Crimes contra policiais podem ter pena aumentada

O crime de ameaça, descrito no artigo 147 do Código Penal, prevê pena de um a seis meses de detenção e multa. A pena para o crime de homicídio, previsto no artigo 121 do CP, varia de detenção de um ano (homicídio culposo) a 30 anos de reclusão (qualificado). Porém, quem matar um policial ou ameaçar um agente público poderá ter a pena aumentada de um a dois terços do previsto. É o que prevê o projeto de lei do senador Álvaro Dias (PSDB-PR), que deve ser votado nesta quarta-feira (21/11) pela Comissão de Constituição e Justiça do Senado.

De acordo com o senador, o fato de os policiais serem vítimas cada vez mais freqüentes dos crimes intimida a atuação desses agentes públicos e é particularmente grave num cenário de crise da segurança pública. “Tais ações constituem verdadeiros atentados contra o Estado, única instituição que detém o monopólio do uso legítimo e legal da força, mas que, entretanto, se vê ameaçado e acuado por agentes criminosos cada vez mais atuantes em seus estados paralelos”, conclui o senador.

A relatora, senadora Serys Slhessarenko (PT-MT), já disse ser favorável ao projeto (PLS 88/07). Ele será discutido na CCJ com um pacote de medidas para a segurança pública. Entre os projetos está também o que autoriza a instalação de salas de aulas em presídios (PLS 217/06).

Este projeto é uma iniciativa do senador Cristovam Buarque (PDT-DF), que recorreu à Constituição Federal para lembrar a determinação do Plano Nacional de Educação. O Plano prevê a integração das ações do poder público para a erradicação do analfabetismo e que o não-oferecimento de acesso ao ensino público e gratuito pelo poder público importa responsabilidade da autoridade competente. A proposta tem parecer favorável do senador Mozarildo Cavalcanti (PTB-RR).

As informações são da Agência Senado.

Mauricio_ disse:
19 de novembro de 2007 às 18:43

Creio que não só os Policiais, mas todos os profissionais que participam da persecução penal, como Juízes, Promotores, Servidores, inclusive Advogados, deveriam merecer especial atenção da legislação.
Todavia, antes de agravar penas para criminosos que praticam ilícitos contra agentes públicos, mister se faz que se dê instrumentos à Polícia para que esses crimes sejam evitados.

Sinésio disse:
20 de novembro de 2007 às 10:58

Rogo ao Jornalista do Consultor Jurídico que não deixe de solicitar que seja incluido no projeto também que sejam dobradas as penas para os policiais que praticam crimes "escondidos" atras da farda ou do distintivo de autoridade, quando na verdade deveriam combater o crime!

futuka disse:
20 de novembro de 2007 às 15:00

Já é um comêço, para o muito que se tem na permanente luta contra o crime.
O respeito ao profissional (o escudo)da sociedade contra a marginalidade deve ser sempre encarado como o mínimo necessário.
Combater o mal que hoje se apresenta a sociedade como criminoso de época é sem dúvida uma grande hipocrisia, temos sim que analisar o sistema hoje de combate ao criminoso que não tem mais nenhum respeito ou mêdo pelas penas impostas,, portanto precisam ser colocadas em ação URGENTE estas leis penais(com as penas-dobradas)aos criminosos que atentam contra a vida do Policial.

José Henrique disse:
20 de novembro de 2007 às 23:09

Que o fim não seja desvirtualizado, como é comum no nosso país.
Que sejam ainda mais apenados aqueles que atentarem contra a vida do agente da lei (incluídos aí o juiz e o promotor) no exercício regular e legal do nobre mister que muitos das categorias não honram.

José Henrique disse:
20 de novembro de 2007 às 23:11

Onde se lê desvirtualizado por favor leiam desvirtuado.
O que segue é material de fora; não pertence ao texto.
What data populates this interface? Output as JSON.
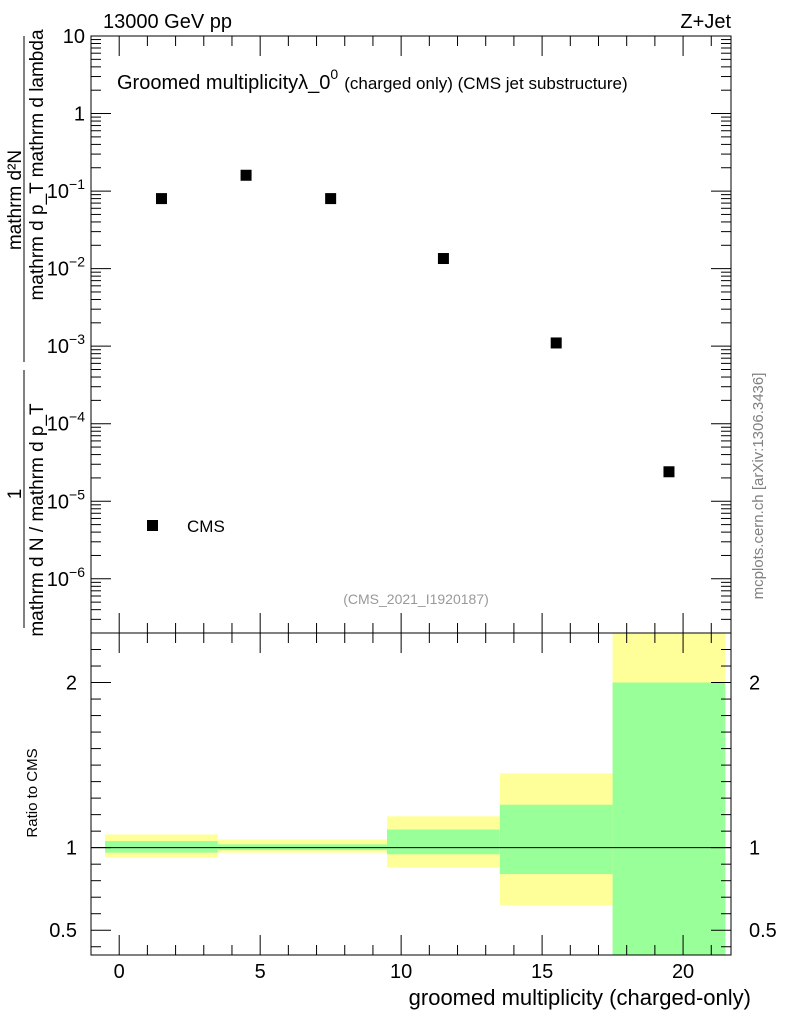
{
  "header": {
    "left": "13000 GeV pp",
    "right": "Z+Jet"
  },
  "main_panel": {
    "title_main": "Groomed multiplicity",
    "title_lambda": "λ_0",
    "title_sup": "0",
    "title_small": "(charged only) (CMS jet substructure)",
    "ylabel_num": "mathrm d²N",
    "ylabel_den": "mathrm d p_T mathrm d lambda",
    "ylabel_prefix": "1",
    "ylabel_prefix_den": "mathrm d N / mathrm d p_T",
    "legend_label": "CMS",
    "analysis_id": "(CMS_2021_I1920187)",
    "side_label": "mcplots.cern.ch [arXiv:1306.3436]"
  },
  "ratio_panel": {
    "ylabel": "Ratio to CMS"
  },
  "xlabel": "groomed multiplicity (charged-only)",
  "colors": {
    "data_marker": "#000000",
    "band_inner": "#99ff99",
    "band_outer": "#ffff99"
  },
  "chart_data": [
    {
      "type": "scatter",
      "panel": "main",
      "yscale": "log",
      "ylim": [
        2e-07,
        10
      ],
      "xlim": [
        -1,
        21.7
      ],
      "x_ticks": [
        0,
        5,
        10,
        15,
        20
      ],
      "y_ticks": [
        "10^-6",
        "10^-5",
        "10^-4",
        "10^-3",
        "10^-2",
        "10^-1",
        "1",
        "10"
      ],
      "series": [
        {
          "name": "CMS",
          "x": [
            1.5,
            4.5,
            7.5,
            11.5,
            15.5,
            19.5
          ],
          "y": [
            0.08,
            0.16,
            0.08,
            0.0135,
            0.0011,
            2.4e-05
          ]
        }
      ]
    },
    {
      "type": "area",
      "panel": "ratio",
      "ylim": [
        0.35,
        2.3
      ],
      "xlim": [
        -1,
        21.7
      ],
      "y_ticks": [
        0.5,
        1,
        2
      ],
      "bins": [
        {
          "x_low": -0.5,
          "x_high": 3.5,
          "inner": [
            0.97,
            1.04
          ],
          "outer": [
            0.94,
            1.08
          ]
        },
        {
          "x_low": 3.5,
          "x_high": 9.5,
          "inner": [
            0.985,
            1.02
          ],
          "outer": [
            0.97,
            1.05
          ]
        },
        {
          "x_low": 9.5,
          "x_high": 13.5,
          "inner": [
            0.96,
            1.11
          ],
          "outer": [
            0.88,
            1.19
          ]
        },
        {
          "x_low": 13.5,
          "x_high": 17.5,
          "inner": [
            0.84,
            1.26
          ],
          "outer": [
            0.65,
            1.45
          ]
        },
        {
          "x_low": 17.5,
          "x_high": 21.5,
          "inner": [
            0.35,
            2.0
          ],
          "outer": [
            0.35,
            2.3
          ]
        }
      ],
      "reference_line": 1
    }
  ]
}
Seu Manoel que me desculpe.

eny disse:
24 de novembro de 2007 às 12:18

sou advogada de um sub-oficial do exército. Após a reforma (por tempo de serviço)cometeu um crime e foi condenado a 20 anos em regime inicialmente fechado.Pergunto: como ficam os proventos? continua recebendo integral, considerando que já era reformado e o crime não foi militar. Ele está muito doente.O plano de saúde que pagava junto ao exército e era descontado em folha continua tendo direito. Por favor, alguém com conhecimento previdenciário e militar.